Vive le plastique, le roi des technologies de séparation

December 13, 2017 Emily Gamble

Au sein d’une industrie dominée dès le départ par le béton et l’acier, le plastique s’avère peu à peu un adversaire respectable. Voilà une façon charmante d’expliquer les choses, mais nous, ingénieurs, préférons la version terre-à-terre : de nos jours, les thermoplastiques moulés par injection constituent le matériau le plus fréquemment employé pour la construction d’intercepteurs de graisse. Voici pourquoi.

Le béton va CERTAINEMENT se fissurer

Lorsque la graisse commence à se décomposer, ses molécules de sulfate se transforment en sulfures et éventuellement en acide sulfurique. Le contact de l’acide avec l’hydroxyde de calcium que contient le béton entraîne la formation d’une couche de gypse sur les parois de l’intercepteur.

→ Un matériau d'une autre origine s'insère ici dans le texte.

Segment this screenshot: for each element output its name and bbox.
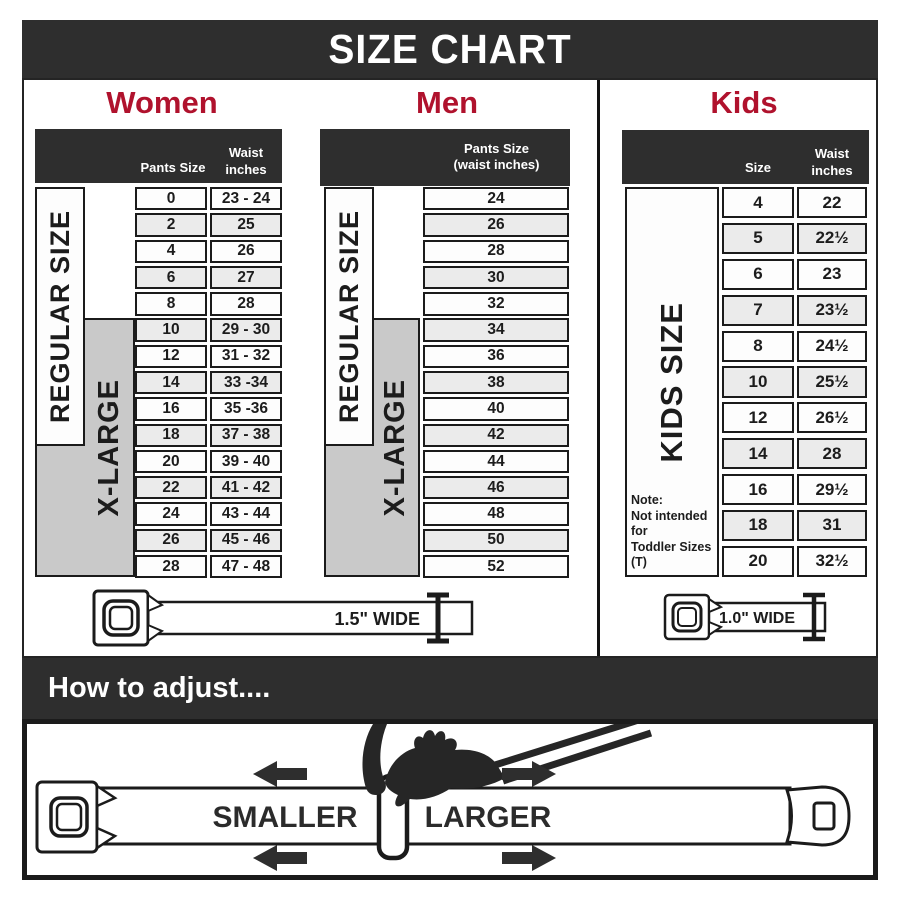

Bien que normalement ce processus ne porte pas atteinte à l’intégrité structurale, le gypse est facilement éliminé par le rinçage lors des nettoyages réguliers, exposant alors graduellement de plus en plus d’agrégats.

À lui seul, cet effet entraîne l’apparition de fissures, mais lorsqu’il est combiné aux propriétés poreuses du béton, il peut mener tout droit à un désastre. Un restaurateur peut s’estimer heureux d’obtenir huit ans de service d’un intercepteur en béton, avant son inévitable défaillance catastrophique accompagnée de frais d’excavation et de remplacement astronomiques.

L’acier va CERTAINEMENT rouiller, puis se fissurer

Si on soumettait à des scientifiques le défi de trouver l’agent optimal de formation de rouille, on reconnaîtrait assurément parmi les finalistes la graisse chargée de sel. Vous êtes conscients de l’effet du sel sur les autos, n’est-ce pas? Et comme si ça ne suffisait pas, la réaction à l’origine de l’acide sulfurique dans les boîtes en béton se produit aussi dans celles en acier. Lorsque le piquage commence à ronger les points de soudure, la durée de vie d’un intercepteur en acier ne dépasse pas trois ans de service.

L’esprit tranquille, grâce au plastique

Les intercepteurs en thermoplastiques moulés par injection sont des machines d’une seule pièce, sans joints, qui adorent dévorer les graisses. D’une durée de vie garantie d’au moins 10 ans, les intercepteurs en plastique offrent des parois lisses auxquelles la graisse et les bactéries ne peuvent s’agripper qu’avec une énorme difficulté. Alors que les adeptes du béton et de l’acier soulignent volontiers que les intercepteurs en plastique ont tendance à flotter dans les zones à haut niveau hydrostatique, des innovations comme les tirants d’ancrage et les cannelures fermées les maintiennent bien en place comme des pierres (sans les fissures, évidemment).